When building linear regression with PyTorch, the recommended pattern combines Dataset, DataLoader, nn.Module, and an optimizer.

Although linear regression is simple, it already covers the standard infrastructure of deep learning training: dataset packaging, batch loading, model definition, loss computation, backpropagation, optimizer updates, and training visualization.

This practice uses make_regression-style synthetic one-dimensional regression data and fits the underlying line with nn.Linear(1,1). This pattern transfers naturally to more complex training tasks such as MLPs, CNNs, and Transformers.

import torch
from torch.utils.data import TensorDataset, DataLoader
from torch import nn, optim

# Build the dataset
x = torch.randn(100, 1)
y = 3.5 * x + 13.9 + torch.randn(100, 1)

# Wrap the data loader
loader = DataLoader(TensorDataset(x, y), batch_size=16, shuffle=True)

# Define the linear model, loss function, and optimizer
model = nn.Linear(1, 1)
loss_fn = nn.MSELoss()
optimizer = optim.SGD(model.parameters(), lr=0.01)

for epoch in range(100):
    for x_train, y_train in loader:
        # Forward pass
        y_pred = model(x_train)
        loss = loss_fn(y_pred, y_train)

        # Zero gradients
        optimizer.zero_grad()

        # Backpropagation
        loss.backward()

        # Update model parameters
        optimizer.step()

This code shows the minimal standard pattern for framework-based PyTorch training and works well as a template for supervised learning tasks.

AI Visual Insight: This figure compares the true sample scatter plot, the theoretical regression line, and the model prediction curve after training. You can use it to judge whether the model has correctly fitted the one-dimensional linear relationship and whether the loss reduction translates into interpretable prediction accuracy.

The key observations in the training workflow determine how quickly you can debug issues.

First, check whether the loss decreases steadily. If it does not, inspect the learning rate, label dimensions, and gradient reset logic first. Next, check whether predictions follow the same overall trend as the real data distribution. If even the direction is wrong, the problem usually lies in data preprocessing or input dimensions.

Also, understanding the order of optimizer.zero_grad(), loss.backward(), and optimizer.step() is critical.

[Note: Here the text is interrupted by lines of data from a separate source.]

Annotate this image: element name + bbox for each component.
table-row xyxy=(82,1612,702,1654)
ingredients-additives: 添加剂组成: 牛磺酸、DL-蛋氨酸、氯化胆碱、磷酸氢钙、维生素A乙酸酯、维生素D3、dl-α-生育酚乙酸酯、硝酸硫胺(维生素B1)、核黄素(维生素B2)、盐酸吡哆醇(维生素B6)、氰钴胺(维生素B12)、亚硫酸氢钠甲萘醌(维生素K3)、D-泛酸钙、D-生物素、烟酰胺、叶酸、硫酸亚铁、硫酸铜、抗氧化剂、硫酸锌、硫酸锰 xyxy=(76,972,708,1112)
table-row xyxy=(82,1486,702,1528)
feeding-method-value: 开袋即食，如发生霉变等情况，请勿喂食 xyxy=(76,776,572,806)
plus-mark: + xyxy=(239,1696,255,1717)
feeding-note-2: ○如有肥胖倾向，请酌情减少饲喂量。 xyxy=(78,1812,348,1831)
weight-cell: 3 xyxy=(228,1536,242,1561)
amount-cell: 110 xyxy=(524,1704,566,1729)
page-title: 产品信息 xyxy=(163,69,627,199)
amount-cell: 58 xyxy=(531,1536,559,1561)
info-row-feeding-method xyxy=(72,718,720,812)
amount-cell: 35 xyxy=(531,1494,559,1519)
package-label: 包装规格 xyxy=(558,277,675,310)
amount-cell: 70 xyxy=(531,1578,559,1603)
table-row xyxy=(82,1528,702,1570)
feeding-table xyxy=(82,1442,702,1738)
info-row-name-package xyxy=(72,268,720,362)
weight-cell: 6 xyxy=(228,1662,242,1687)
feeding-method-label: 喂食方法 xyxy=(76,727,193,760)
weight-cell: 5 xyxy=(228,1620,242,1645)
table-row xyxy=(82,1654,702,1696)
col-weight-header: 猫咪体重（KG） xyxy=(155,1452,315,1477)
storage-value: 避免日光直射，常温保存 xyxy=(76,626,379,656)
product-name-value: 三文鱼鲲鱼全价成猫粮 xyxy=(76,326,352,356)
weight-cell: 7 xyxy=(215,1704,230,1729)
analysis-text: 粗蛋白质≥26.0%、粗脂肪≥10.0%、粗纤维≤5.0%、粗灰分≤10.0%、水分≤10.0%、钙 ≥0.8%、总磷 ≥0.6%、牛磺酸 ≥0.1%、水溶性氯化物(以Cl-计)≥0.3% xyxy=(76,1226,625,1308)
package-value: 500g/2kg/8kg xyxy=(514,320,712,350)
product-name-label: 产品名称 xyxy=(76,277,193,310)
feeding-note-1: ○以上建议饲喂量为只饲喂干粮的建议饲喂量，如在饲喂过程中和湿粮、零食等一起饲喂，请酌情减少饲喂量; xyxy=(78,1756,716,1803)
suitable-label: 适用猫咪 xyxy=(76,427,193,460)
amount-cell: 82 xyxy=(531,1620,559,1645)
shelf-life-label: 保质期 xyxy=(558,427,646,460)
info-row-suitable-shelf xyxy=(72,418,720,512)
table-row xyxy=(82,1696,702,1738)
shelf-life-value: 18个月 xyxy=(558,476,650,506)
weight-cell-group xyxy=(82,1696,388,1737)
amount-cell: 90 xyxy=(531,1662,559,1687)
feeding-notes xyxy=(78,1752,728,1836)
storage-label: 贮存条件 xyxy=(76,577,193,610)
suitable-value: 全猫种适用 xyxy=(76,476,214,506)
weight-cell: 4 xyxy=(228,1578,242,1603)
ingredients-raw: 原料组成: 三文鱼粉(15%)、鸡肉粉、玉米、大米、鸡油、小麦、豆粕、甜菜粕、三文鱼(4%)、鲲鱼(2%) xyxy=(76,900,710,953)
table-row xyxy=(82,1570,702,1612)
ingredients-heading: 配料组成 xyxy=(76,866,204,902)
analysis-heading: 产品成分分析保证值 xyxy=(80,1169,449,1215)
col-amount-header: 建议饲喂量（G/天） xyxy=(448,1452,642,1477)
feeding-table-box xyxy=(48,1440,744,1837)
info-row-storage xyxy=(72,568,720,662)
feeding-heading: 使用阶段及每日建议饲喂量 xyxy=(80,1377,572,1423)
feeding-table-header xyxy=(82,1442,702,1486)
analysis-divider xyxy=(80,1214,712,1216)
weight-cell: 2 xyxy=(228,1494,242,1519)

If the order is wrong, parameters may fail to update or gradients may accumulate incorrectly.

FAQ

1. Why do I need to zero gradients before every backward pass in PyTorch?

Because PyTorch accumulates gradients by default. If you do not clear them, gradients from the previous iteration will be added to the current gradients, leading to incorrect parameter updates.

2. Why can’t a tensor with `requires_grad=True` be converted directly to NumPy?

Because that tensor is still connected to the automatic differentiation graph. Converting it directly to NumPy would break the graph structure, so you must use detach() first to remove the gradient dependency.

3. What is the most common source of errors in linear regression training?

The most common issues are mismatched label dimensions, forgetting zero_grad(), using an unreasonable learning rate, and mixing training-stage tensor logic with inference-stage conversion logic.

Core Summary: This article systematically reconstructs the core concepts of practical PyTorch usage, covering autograd, gradient descent, detach, and the linear regression training workflow to help developers build a complete mental model from tensor differentiation to model optimization.